En 1973, Michel Sardou fait déjà partie des valeurs sûres de la nouvelle chanson française, celle qui ose, malgré et peut-être grâce à la politique rétrograde de Pompidou, se mêler d'accords rock, pour mieux faire comprendre à ce vieux pays que Mai 68 a laissé des traces.

Usant, voire abusant, de la satire (Les Bals Populaires), posant les vraies questions (Les Ricains), Sardou dérange et c'est tant mieux. A la manière d'un Zappa, l'artiste prend son public à contre-pied. Fils d'un grand homme du théâtre, Michel a bien retenu la leçon paternelle.
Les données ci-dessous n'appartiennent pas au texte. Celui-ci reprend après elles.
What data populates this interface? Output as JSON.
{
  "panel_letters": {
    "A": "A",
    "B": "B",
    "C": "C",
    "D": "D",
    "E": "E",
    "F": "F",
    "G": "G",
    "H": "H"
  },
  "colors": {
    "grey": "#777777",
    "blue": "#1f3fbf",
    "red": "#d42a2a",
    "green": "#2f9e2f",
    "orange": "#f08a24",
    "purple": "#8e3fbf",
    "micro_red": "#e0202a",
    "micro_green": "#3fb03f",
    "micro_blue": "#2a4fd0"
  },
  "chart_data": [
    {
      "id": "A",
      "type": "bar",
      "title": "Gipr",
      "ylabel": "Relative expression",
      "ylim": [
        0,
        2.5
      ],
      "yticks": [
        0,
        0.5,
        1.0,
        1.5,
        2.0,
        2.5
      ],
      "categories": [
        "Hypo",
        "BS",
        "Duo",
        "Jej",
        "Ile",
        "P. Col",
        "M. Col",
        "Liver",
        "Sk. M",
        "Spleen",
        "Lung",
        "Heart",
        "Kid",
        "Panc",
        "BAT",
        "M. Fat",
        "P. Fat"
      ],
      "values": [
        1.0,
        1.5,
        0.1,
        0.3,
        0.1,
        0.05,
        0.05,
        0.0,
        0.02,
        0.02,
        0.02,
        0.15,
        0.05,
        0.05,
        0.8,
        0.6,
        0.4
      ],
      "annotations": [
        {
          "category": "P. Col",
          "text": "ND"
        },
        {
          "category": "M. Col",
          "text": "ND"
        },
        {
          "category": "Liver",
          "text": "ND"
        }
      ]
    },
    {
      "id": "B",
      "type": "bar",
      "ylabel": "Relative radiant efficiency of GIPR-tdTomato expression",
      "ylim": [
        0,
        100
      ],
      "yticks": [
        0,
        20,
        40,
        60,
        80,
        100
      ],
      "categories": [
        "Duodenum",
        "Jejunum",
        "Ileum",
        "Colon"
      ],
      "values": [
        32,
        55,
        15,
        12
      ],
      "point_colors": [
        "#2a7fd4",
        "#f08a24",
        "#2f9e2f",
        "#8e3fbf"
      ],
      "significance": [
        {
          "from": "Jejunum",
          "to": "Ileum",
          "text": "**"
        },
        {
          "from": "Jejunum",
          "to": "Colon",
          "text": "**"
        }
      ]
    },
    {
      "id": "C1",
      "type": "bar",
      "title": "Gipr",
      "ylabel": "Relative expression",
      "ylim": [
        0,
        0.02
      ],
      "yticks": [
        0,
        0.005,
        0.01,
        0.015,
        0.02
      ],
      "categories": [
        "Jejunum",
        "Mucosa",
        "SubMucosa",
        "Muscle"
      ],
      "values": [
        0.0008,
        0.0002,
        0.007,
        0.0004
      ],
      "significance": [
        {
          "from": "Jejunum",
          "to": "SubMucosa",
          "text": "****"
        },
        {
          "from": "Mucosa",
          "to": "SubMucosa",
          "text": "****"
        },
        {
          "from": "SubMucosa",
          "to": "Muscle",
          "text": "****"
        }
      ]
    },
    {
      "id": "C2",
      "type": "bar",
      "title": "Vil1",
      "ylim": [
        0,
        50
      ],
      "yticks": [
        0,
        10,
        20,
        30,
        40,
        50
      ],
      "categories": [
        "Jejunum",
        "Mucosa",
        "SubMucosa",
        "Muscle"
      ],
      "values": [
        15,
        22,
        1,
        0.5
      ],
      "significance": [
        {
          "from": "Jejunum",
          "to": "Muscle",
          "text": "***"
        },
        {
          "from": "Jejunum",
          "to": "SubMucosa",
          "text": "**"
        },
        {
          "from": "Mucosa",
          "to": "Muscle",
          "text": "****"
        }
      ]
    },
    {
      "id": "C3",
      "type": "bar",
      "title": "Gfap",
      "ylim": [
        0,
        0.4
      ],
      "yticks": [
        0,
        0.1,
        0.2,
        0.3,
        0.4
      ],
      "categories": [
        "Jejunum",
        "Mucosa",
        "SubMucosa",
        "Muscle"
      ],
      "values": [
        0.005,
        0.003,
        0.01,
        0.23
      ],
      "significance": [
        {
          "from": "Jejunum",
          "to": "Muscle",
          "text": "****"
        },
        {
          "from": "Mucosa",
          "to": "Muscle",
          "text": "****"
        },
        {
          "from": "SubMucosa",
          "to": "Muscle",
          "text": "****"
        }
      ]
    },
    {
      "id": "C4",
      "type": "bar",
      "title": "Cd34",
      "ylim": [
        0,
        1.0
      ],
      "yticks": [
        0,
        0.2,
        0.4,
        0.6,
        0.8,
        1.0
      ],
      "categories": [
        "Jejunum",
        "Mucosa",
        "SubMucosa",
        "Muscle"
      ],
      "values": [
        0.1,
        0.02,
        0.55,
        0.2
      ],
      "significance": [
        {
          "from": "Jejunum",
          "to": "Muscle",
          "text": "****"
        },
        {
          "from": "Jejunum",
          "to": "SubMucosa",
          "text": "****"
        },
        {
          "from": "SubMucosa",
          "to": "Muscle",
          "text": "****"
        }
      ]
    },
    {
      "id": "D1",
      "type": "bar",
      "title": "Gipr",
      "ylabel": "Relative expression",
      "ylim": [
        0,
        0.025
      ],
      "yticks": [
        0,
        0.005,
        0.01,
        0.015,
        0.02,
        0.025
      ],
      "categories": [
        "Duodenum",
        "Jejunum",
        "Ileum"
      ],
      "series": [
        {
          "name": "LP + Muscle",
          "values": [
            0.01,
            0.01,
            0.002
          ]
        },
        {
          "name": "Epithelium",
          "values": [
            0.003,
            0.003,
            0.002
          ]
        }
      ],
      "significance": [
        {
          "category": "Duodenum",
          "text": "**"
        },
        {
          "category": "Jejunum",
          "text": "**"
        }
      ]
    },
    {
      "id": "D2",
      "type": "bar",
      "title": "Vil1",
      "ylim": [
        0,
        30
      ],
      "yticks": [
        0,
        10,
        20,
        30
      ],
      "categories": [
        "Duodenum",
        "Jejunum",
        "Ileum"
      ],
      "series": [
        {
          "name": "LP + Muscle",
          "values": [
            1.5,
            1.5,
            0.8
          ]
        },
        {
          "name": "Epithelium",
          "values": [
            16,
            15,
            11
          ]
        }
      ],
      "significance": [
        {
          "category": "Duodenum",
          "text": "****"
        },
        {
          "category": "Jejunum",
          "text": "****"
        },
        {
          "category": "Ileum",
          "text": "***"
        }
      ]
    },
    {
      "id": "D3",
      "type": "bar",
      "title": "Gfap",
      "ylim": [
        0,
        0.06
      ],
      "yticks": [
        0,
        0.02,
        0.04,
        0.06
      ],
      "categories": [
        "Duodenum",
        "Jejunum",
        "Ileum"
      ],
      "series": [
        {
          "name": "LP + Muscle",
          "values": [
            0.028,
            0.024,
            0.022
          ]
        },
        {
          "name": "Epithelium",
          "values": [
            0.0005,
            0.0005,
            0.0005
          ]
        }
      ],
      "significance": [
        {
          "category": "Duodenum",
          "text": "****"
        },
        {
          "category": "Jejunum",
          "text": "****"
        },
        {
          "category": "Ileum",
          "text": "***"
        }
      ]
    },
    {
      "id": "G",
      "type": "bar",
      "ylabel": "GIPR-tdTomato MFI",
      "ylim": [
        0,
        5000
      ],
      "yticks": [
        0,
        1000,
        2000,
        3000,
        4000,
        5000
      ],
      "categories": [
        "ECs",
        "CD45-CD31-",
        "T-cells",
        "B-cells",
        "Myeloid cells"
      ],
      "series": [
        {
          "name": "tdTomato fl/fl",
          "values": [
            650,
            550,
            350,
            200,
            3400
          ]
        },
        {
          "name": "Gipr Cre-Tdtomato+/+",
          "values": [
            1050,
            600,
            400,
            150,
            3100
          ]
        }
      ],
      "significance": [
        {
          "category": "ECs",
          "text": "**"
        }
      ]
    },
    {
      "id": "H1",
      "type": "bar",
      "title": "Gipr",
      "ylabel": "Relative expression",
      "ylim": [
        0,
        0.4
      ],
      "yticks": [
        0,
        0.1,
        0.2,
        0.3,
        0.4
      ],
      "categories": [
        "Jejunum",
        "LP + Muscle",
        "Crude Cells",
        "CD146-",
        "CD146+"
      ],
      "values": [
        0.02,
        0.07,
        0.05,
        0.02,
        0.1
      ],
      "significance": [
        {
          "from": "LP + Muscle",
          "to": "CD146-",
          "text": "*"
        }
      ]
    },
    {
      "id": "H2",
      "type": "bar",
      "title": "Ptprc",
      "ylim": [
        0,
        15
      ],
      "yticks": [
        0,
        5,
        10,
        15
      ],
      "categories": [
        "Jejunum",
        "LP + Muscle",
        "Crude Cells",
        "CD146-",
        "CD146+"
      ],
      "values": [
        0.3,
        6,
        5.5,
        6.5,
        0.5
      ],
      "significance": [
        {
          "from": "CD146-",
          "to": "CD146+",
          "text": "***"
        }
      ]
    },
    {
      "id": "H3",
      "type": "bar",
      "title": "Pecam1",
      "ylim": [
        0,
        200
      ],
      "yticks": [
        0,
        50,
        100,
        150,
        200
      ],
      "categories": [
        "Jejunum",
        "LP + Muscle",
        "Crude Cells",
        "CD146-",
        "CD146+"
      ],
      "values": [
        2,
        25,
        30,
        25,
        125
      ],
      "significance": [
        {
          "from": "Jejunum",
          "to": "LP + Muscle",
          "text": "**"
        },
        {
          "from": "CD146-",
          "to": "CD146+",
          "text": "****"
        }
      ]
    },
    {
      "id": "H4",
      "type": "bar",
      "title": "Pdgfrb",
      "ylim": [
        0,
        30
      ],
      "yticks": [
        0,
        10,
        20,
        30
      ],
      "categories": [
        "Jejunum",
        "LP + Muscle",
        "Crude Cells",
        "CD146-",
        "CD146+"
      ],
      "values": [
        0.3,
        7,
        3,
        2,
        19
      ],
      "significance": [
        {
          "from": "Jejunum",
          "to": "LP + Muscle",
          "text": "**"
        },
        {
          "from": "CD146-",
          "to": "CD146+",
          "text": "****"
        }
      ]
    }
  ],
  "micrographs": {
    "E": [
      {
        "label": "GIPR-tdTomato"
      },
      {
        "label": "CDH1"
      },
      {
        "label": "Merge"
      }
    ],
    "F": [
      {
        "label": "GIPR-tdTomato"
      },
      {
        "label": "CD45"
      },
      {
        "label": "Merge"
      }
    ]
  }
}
Il joue tous les rôles, évoque la pédophilie (Le Sureillant Général), l'homosexualité dans une France encore puritaine (Le Rire Du Sergent), le divorce dans un pays encore sclérosé par l'Eglise (Petit).

Et là, en 1973, il signe le Grand Oeuvre. Jamais les arrangements n'auront été aussi riches. Les Villes De Solitude aurait pu être écrite aujourd'hui, à l'heure où les banlieues flambent. Une rythmique ingénieusement basée sur un riff de guitare sèche, des cordes que ne renieraient ni un Jean-Claude Vannier, ni un John Paul Jones en plein Kashmir.

Sardou, ici, semble avoir tout digéré. La pop anglaise teintée de prog de Procol Harum (La Maladie D'Amour), l'humour vachard façon Kinks (Zombie Dupont), le folk psychédélique de Traffic (Je Deviens Fou) et surtout, toujours, cette verve qui - avec sa façon de ne pas y toucher - évoque les problèmes cruciaux de l'époque, comme le célibat des prêtres et les fadaises de l'Eglise, encore et toujours (Le Curé, Tu Es Pierre). Là ou un Brel ou un Ferré se sont cassé les dents avec leur instrumentation vieillote, Sardou reprend la flamme. Exit La Vie d'Artiste ou la Complainte des Vieux Amants, voici Les Vieux Mariés. Jamais les petits bonheurs des petites gens n'ont été mieux évoquées que sur cette chanson véritablement intemporelle.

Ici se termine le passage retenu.